Within the following, some security and maintenance considerations when running ISDuBA are outlined.
The application does not provide a secure endpoint. It should be put behind a reverse proxy with a valid TLS certificate.
As a precaution, place the backend machine that runs isdubad
in a network setup that it does not have access to internal services.
ISDuBA is built to download CSAF documents from the internet.
The places where these are searched for are configured by users
with role source-manager
and external documents like the
provider-metadata.json
files.
As regular operation the isdubad
daemon does the downloading
in the background.
This combination may be misused as a scanning device in form of blind Server Side Request Forgery (SSRF). Blind because users may see that those scanning requests for CSAF contents on other ports fail, but do not get the contents back.
To reduce the risk, isdubad
comes with a predefined set of rules which
IP adresses to block. Disallowed are typical internal network addresses
and localhost. See the general section for details.
If you need a connection to an internal service, for example when
running a provider that ISDuBA shall access,
you must whitelist the IP address in that configuration.
As generally recommended with any IT-system, keep a backup of your ISDuBA instance's data and configuration. This includes a backup of the external identity management system.

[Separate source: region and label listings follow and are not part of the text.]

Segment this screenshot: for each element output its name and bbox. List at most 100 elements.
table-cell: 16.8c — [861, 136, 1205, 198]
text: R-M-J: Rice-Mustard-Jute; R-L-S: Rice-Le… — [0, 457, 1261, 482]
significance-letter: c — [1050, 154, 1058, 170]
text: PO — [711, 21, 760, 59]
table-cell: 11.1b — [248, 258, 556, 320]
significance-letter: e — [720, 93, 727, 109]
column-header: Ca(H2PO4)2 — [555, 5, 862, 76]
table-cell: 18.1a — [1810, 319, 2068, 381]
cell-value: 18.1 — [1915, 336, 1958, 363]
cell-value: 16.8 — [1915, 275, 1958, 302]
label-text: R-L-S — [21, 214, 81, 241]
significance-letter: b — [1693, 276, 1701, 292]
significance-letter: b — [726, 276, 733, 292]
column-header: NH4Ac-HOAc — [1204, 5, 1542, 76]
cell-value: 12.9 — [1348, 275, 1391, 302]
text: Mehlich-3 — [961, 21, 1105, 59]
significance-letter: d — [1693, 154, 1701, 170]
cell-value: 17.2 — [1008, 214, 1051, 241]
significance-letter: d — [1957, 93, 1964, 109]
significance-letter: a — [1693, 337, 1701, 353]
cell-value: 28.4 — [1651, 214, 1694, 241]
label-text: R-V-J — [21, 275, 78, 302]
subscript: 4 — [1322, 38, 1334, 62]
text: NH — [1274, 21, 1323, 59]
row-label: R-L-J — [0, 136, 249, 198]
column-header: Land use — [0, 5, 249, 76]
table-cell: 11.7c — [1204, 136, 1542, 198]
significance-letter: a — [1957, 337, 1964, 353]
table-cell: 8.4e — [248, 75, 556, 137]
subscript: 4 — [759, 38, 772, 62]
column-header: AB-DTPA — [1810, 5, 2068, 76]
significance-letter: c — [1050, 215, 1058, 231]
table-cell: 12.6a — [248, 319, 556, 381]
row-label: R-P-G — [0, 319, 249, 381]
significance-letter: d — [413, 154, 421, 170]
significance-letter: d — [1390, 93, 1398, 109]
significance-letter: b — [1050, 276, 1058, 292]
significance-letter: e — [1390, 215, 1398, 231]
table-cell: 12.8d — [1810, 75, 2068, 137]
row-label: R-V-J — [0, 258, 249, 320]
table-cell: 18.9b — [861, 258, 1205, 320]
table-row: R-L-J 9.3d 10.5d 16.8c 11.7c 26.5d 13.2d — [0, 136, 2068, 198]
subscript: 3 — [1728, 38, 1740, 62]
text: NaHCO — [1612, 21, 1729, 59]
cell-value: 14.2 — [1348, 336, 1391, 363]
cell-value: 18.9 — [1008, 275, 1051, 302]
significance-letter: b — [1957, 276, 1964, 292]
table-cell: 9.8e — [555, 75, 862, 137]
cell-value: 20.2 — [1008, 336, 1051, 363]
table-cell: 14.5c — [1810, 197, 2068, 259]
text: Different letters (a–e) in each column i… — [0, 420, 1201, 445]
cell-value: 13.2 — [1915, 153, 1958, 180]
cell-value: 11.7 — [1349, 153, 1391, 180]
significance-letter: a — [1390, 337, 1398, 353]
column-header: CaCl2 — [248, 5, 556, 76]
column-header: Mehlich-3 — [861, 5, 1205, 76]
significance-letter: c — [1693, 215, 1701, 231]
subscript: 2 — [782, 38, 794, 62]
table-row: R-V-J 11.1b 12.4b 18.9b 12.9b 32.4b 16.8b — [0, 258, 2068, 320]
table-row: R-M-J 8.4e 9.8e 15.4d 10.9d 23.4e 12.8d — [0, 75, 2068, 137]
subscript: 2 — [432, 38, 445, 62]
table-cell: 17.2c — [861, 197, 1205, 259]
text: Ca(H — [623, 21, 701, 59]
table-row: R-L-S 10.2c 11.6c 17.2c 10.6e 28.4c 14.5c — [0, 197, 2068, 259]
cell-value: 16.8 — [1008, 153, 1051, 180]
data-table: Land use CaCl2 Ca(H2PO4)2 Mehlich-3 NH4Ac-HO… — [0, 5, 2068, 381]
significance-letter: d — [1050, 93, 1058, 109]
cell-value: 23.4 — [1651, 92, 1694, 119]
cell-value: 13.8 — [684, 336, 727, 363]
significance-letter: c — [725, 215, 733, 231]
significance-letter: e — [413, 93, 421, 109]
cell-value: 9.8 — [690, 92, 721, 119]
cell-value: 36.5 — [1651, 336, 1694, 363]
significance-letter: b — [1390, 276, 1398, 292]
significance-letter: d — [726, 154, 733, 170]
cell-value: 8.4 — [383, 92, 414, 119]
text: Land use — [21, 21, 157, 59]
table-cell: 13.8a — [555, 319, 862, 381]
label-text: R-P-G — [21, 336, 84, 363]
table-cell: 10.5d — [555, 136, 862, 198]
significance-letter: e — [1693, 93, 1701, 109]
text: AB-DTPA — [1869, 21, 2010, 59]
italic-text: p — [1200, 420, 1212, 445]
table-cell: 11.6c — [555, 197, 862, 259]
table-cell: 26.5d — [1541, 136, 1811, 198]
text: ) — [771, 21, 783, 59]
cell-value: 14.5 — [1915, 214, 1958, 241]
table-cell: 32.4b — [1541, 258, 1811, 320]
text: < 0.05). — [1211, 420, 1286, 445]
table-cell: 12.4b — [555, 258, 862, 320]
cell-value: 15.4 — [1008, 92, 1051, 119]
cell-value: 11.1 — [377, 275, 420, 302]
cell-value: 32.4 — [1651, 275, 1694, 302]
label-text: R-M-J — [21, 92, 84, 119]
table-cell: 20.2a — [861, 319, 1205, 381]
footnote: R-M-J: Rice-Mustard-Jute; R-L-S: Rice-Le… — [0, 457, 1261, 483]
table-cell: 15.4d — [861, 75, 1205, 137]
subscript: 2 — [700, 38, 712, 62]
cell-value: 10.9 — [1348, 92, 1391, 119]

As documents and comments can be permanently deleted from the system, carefully consider the backup strategy. For instance make sure that in addition to incremental backups, you have the ability to restore a full backup, to be able to restore an earlier state.
It is recommended to store the aes_key
, which is specified in the
ISDuBA backend configuration, in a safe location. The used PostgreSQL database
contains all relevant application data, aside from those managed via the identity management system.
The PostgreSQL data can be backed up using standard PostgreSQL tools.
For more information and backup strategies see the official
PostgreSQL documentation for backups and restoration:
https://www.postgresql.org/docs/current/backup.html
The aes_key
is used to encrypt the passwords/secrets specified for the sources. If no key is provided, the stored secrets cannot be decrypted upon restarting the application and must be re-entered in the source configuration.
This repo contains guides for docker compose and development setups. Within these, all components are configured for ease of setup, which leads to security risks. It is strongly recommended to use the production setup for production usage.
Keycloak starts in development mode and the configuration does not persist
across rebuilds. It is preferred to use a Keycloak instance that
is already managed. The Keycloak setup container executes the script located in
docker/keycloak/init.sh
. This script is used for automated testing; it is a
template on how to set up Keycloak and should not be used to automate the
production setup.
It is recommended to run the database outside the container or mount
/var/lib/postgresql/data
to a persistent store. If the database is accessed
through a network, the default passwords should be changed.